Мы с американцами были союзниками в величайшей из войн. Казалось, наша дружба — на долгие времена. Только четырнадцать месяцев прошло со дня окончания войны, но сколько изменений в мире! Вокруг меня много американцев. Некоторые из них ведут себя так, будто они, и только они одни, выиграли войну и чуть ли не возвысились над планетой.

В газетах изобилие материалов, восхваляющих дальновидность американских генералов и героизм американских солдат, проявленные в минувшей войне. Незначительные операции союзнических войск описываются как битвы глобального масштаба. И будто не было вовсе сражений под Москвой и Сталинградом, на Орловско-Курской дуге. Будто не советские танки ворвались в Берлин. Об атомной бомбе пишут как об оружии, которое даст Соединенным Штатам решающее преимущество над всеми потенциальными противниками на протяжении по крайней мере полувека. Не надо слишком напрягать воображение, чтобы догадаться, кто подразумевается под «потенциальным противником».

В Париже идут заседания совета министров иностранных дел СССР, США, Англии и Франции. Разрабатываются проекты послевоенных мирных договоров. Газеты пишут:

«Американцы не пожалели еще одной своей атомной бомбы, чтобы получить право диктовать свои условия».
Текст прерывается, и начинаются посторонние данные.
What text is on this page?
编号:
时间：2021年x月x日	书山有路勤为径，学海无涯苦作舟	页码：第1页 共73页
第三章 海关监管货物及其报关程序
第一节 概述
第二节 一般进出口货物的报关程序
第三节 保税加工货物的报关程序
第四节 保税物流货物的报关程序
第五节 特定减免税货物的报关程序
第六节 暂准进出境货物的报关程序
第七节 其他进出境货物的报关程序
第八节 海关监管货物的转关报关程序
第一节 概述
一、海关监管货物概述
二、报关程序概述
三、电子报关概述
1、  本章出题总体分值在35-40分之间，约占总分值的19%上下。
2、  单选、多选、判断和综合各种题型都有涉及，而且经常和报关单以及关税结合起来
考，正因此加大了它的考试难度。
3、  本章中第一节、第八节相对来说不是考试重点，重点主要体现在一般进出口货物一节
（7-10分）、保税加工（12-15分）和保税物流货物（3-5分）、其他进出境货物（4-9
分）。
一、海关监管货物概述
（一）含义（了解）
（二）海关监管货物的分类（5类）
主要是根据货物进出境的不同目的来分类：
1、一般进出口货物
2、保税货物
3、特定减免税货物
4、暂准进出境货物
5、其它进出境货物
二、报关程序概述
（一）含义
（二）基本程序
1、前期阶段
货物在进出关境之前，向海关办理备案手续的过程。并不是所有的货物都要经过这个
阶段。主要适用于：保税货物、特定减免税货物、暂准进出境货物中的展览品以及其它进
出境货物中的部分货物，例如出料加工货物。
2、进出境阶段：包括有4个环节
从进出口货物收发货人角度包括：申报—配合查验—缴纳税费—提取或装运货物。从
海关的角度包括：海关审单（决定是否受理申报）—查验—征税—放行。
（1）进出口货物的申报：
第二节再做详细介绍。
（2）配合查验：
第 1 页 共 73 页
За океаном находят не просто убежище, но и уют многие военные преступники, «давшие согласие на сотрудничество». Требуют «освобождения подневольных народов» Прибалтики. Ратуют за самостийную Украину. Вынашивают идею раскола советского государства. Дать им развернуться — значит не только нанести ущерб Советскому Союзу, но и поставить под удар отношения между нами и Америкой.

Новая встреча с Сиднеем Чиником позволяла предполагать, что мое «гамбургское сидение» близится к концу.

Да и, честно сказать, надоели глобусы. Теперь я не мог смотреть на них без отвращения».

ГЛАВА VII

Если сесть в лодку у причала, спрятанного от глаз густой осокой, и сделать три-четыре десятка энергичных гребков, в матовой темно-серебристой дали за излучиной взору откроется остров Безымянный, расположенный примерно в семи километрах от Сан-Педро вниз по течению. Достигнув середины реки, можно спокойно сушить весла. Течение само доставит лодку к Безымянному.